Zeeland fishing-ships, like a lot of Holland ones used flags especially for herring-busses (haringbuizen): red with (for example)  a black D (for Delfshaven). A BRB horizontal triband doesn't fit into that category.
AFAIK Yerseke never had a flag - as the Zeeuwen say: "Ons Zeeuwen bent sunig!" (= Zeeuwen don't buy butter when they can get margarine cheap!)

The Coat of Arms was granted 31 Jul 1817 by the High Council of Nobility, without a description.
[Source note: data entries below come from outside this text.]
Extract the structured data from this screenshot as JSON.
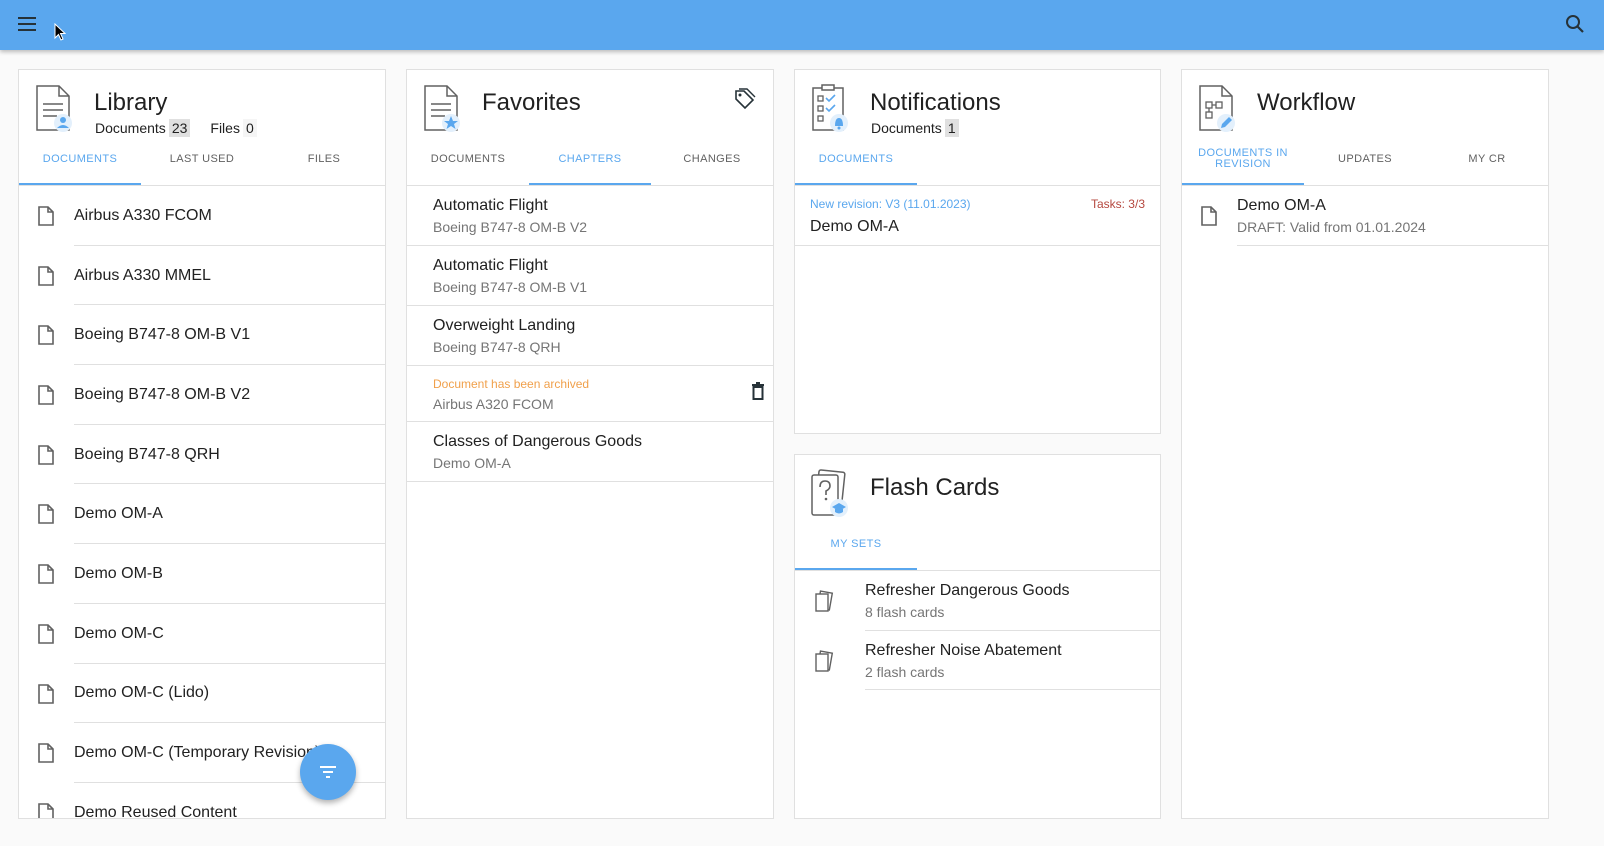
{
  "topbar": {
    "menu_icon": "hamburger-menu-icon",
    "search_icon": "search-icon",
    "color": "#5aa7ee"
  },
  "library": {
    "title": "Library",
    "documents_label": "Documents",
    "documents_count": "23",
    "files_label": "Files",
    "files_count": "0",
    "tabs": [
      "DOCUMENTS",
      "LAST USED",
      "FILES"
    ],
    "active_tab": 0,
    "items": [
      "Airbus A330 FCOM",
      "Airbus A330 MMEL",
      "Boeing B747-8 OM-B V1",
      "Boeing B747-8 OM-B V2",
      "Boeing B747-8 QRH",
      "Demo OM-A",
      "Demo OM-B",
      "Demo OM-C",
      "Demo OM-C (Lido)",
      "Demo OM-C (Temporary Revision)",
      "Demo Reused Content"
    ]
  },
  "favorites": {
    "title": "Favorites",
    "tabs": [
      "DOCUMENTS",
      "CHAPTERS",
      "CHANGES"
    ],
    "active_tab": 1,
    "items": [
      {
        "title": "Automatic Flight",
        "subtitle": "Boeing B747-8 OM-B V2"
      },
      {
        "title": "Automatic Flight",
        "subtitle": "Boeing B747-8 OM-B V1"
      },
      {
        "title": "Overweight Landing",
        "subtitle": "Boeing B747-8 QRH"
      }
    ],
    "archived": {
      "notice": "Document has been archived",
      "subtitle": "Airbus A320 FCOM"
    },
    "last_item": {
      "title": "Classes of Dangerous Goods",
      "subtitle": "Demo OM-A"
    }
  },
  "notifications": {
    "title": "Notifications",
    "documents_label": "Documents",
    "documents_count": "1",
    "tabs": [
      "DOCUMENTS"
    ],
    "item": {
      "revision": "New revision: V3 (11.01.2023)",
      "tasks": "Tasks: 3/3",
      "title": "Demo OM-A"
    }
  },
  "flash_cards": {
    "title": "Flash Cards",
    "tabs": [
      "MY SETS"
    ],
    "items": [
      {
        "title": "Refresher Dangerous Goods",
        "subtitle": "8 flash cards"
      },
      {
        "title": "Refresher Noise Abatement",
        "subtitle": "2 flash cards"
      }
    ]
  },
  "workflow": {
    "title": "Workflow",
    "tab_documents_line1": "DOCUMENTS IN",
    "tab_documents_line2": "REVISION",
    "tabs": [
      "UPDATES",
      "MY CR"
    ],
    "item": {
      "title": "Demo OM-A",
      "subtitle": "DRAFT: Valid from 01.01.2024"
    }
  },
  "colors": {
    "accent": "#5aa7ee",
    "warning": "#f0a04b",
    "tasks": "#b5483f"
  }
}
Van der Laars in the Koffie Hag-Album writes:
"In zilver negen hermelijnstaartjes en een schildhoofd van rood, beladen met een golvende dwarsbalk van zilver" =
Silver 9 muschetons a red chief with a wavy fess argent.
Explanation: the ermine's tails are from the arms of the de Vrieze family from Oostende (Belgium), which also owned Hoedekenskerke, now in Borsele municipality; the wavy bar is symbolizing the canal between two polders.
Source: Ralf Hartemink's site.
Jarig Bakker, 27 Jul 2004

Yerseke: that this fisher's village has no flag cannot be ascribed to thrift of the Zeeuwen. Fishers didn't need their own flags. Most Dutch places with flags were cities with voting rights in the States General, or Provincial States. The Yerseke coat of arms is derived from the family De Vrieze van Oostende. That was a family from Goes, and Oostende was a manor on Zuid-Beveland. No relation whatsoever with Oostende in Belgium.